Mind Games: Jinne mense, stop bitching and give us some colour in rugby
Dan Retief
22 September 2014 13:45
Just before the rugby World Cup in South Africa from May to June 1995, I was shown a press release by then SA Rugby Union CEO Edward Griffiths just before it was given to the media.
It announced that all national Under-17, Under-19, Under-21 and Under-23 teams would have to include a quota of players from disadvantaged and underprivileged backgrounds – black players.
This was Griffiths’ brainchild. He said transformation was progressing too slowly. Unions had to be forced to include more black players in their teams.
The move was seen as necessary to help then President Nelson Mandela pacify those in the ANC who were looking with horror at this celebration of a sport they saw as the preserve of the white right.
It was received with opprobrium for Griffiths and an outcry in many unions.
That was 19 years ago. Today we sit with the same problem.
A “strategic transformation plan” has recently been leaked, saying black players should make up 50% of national and provincial sides by 2019.
Saru says the percentages are targets, not quotas. Many commentators feel its goal is for seven of the 23 players (30%) in match-day squads at next year’s World Cup to be black.
As in 1995, the reaction is mixed. Some people laud the step. Others, along with some in sectors of the Afrikaans press, roundly condemn it.
AfriForum says it will lodge a complaint with the International Rugby Board about a racial quota *system – though an unspoken, race-based selection policy has been in place for years now.
Many rugby scribes jump to Heyneke Meyer’s *defence over suggestions that he is out of step with the imperatives of transformation. Their gist is that his job as national coach is to turn out winning Springbok sides. The blame, they say, should be *apportioned lower down the chain.
All I can do is quote Evita Bezuidenhout: “Jinne mense!”

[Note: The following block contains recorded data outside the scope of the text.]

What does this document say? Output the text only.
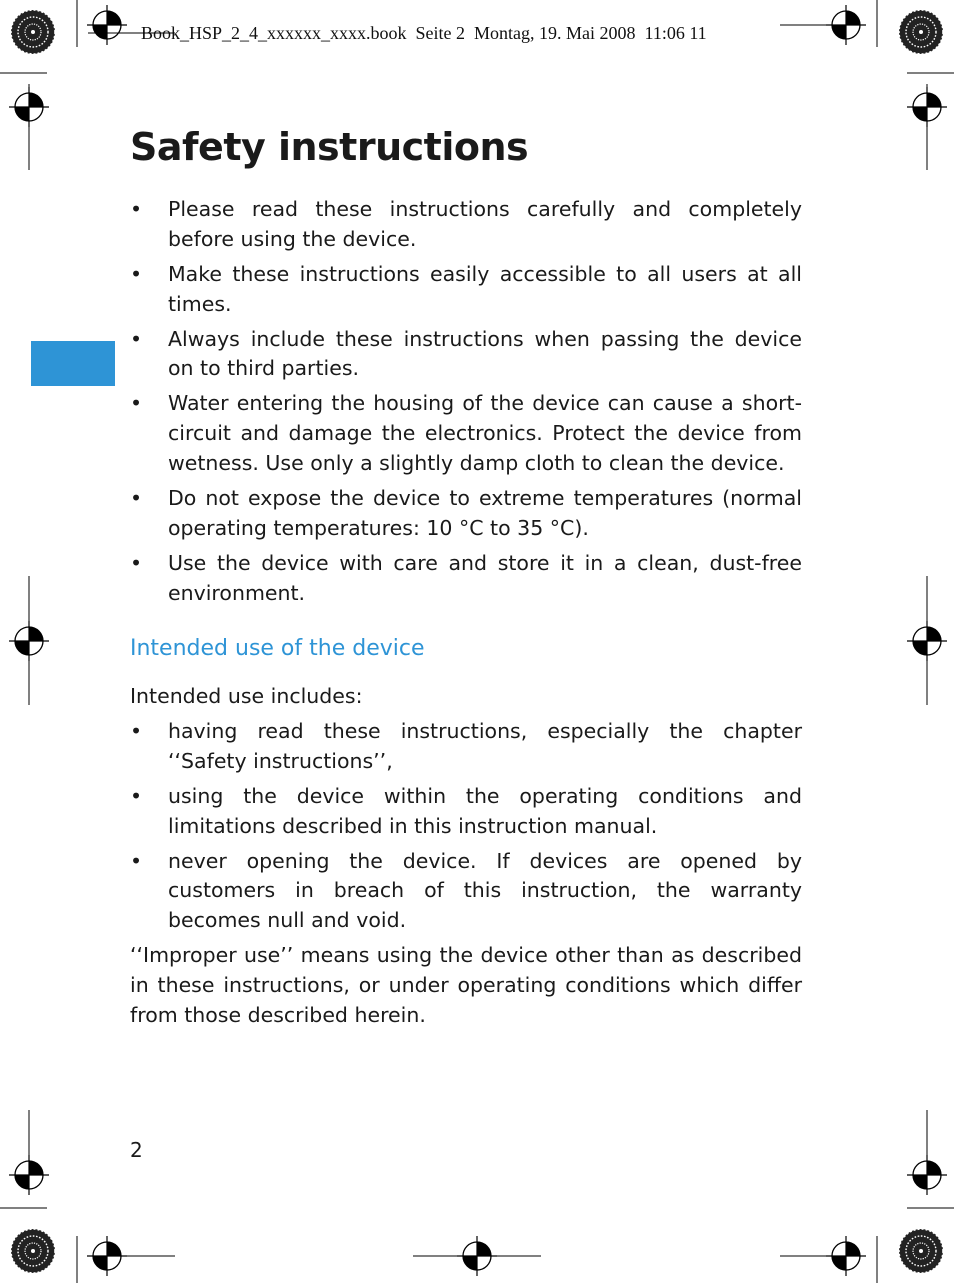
Book_HSP_2_4_xxxxxx_xxxx.book  Seite 2  Montag, 19. Mai 2008  11:06 11
Safety instructions
•	Please read these instructions carefully and completely before using the device.
•	Make these instructions easily accessible to all users at all times.
•	Always include these instructions when passing the device on to third parties.
•	Water entering the housing of the device can cause a short-circuit and damage the electronics. Protect the device from wetness. Use only a slightly damp cloth to clean the device.
•	Do not expose the device to extreme temperatures (normal operating temperatures: 10 °C to 35 °C).
•	Use the device with care and store it in a clean, dust-free environment.
Intended use of the device

Intended use includes:

•	having read these instructions, especially the chapter ‘‘Safety instructions’’,
•	using the device within the operating conditions and limitations described in this instruction manual.
•	never opening the device. If devices are opened by customers in breach of this instruction, the warranty becomes null and void.

‘‘Improper use’’ means using the device other than as described in these instructions, or under operating conditions which differ from those described herein.

2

It’s been 19 years and what do we have? Another policy document. We’ve had them before. We’ve had “development” indabas, replaced by “transformation” indabas.
We’ve had a succession of sports *ministers – Makhenkesi Stofile, Ngconde Balfour and Fikile Mbalula – beating their drums.
We’ve had 2009’s sports portfolio chairman, Butana Komphela, excoriating the game.
We’ve had a succession of Saru administrators like Silas Nkanunu, Mluleki George, Mike Stofile, and today’s president and deputy, Oregan Hoskins and Mark Alexander, who qualify on the awful “quota” ticket. Still we play the blame game.
The simple fact is that everyone in rugby is responsible. No one will grasp the nettle.
Everyone hoped the transformation problem would go away with platitudes, with some good, some insincere intentions.
It hasn’t.
For years I’ve been calling Saru to establish academies run by crusaders (old-school teachers) and top coaches (to coach the coaches) in the Eastern Cape.
Nineteen years is too long.
Saru’s fudged and stalled transformation. It faces the reality that South Africa’s demographic profile is changing so fast, it will soon have no supporters.
White support of rugby is decidedly elderly. Black support has been alienated.
It is time, Mr Hoskins, Mr Alexander, to waive the trips, give up the ceremonies, roll up your sleeves and actually do something.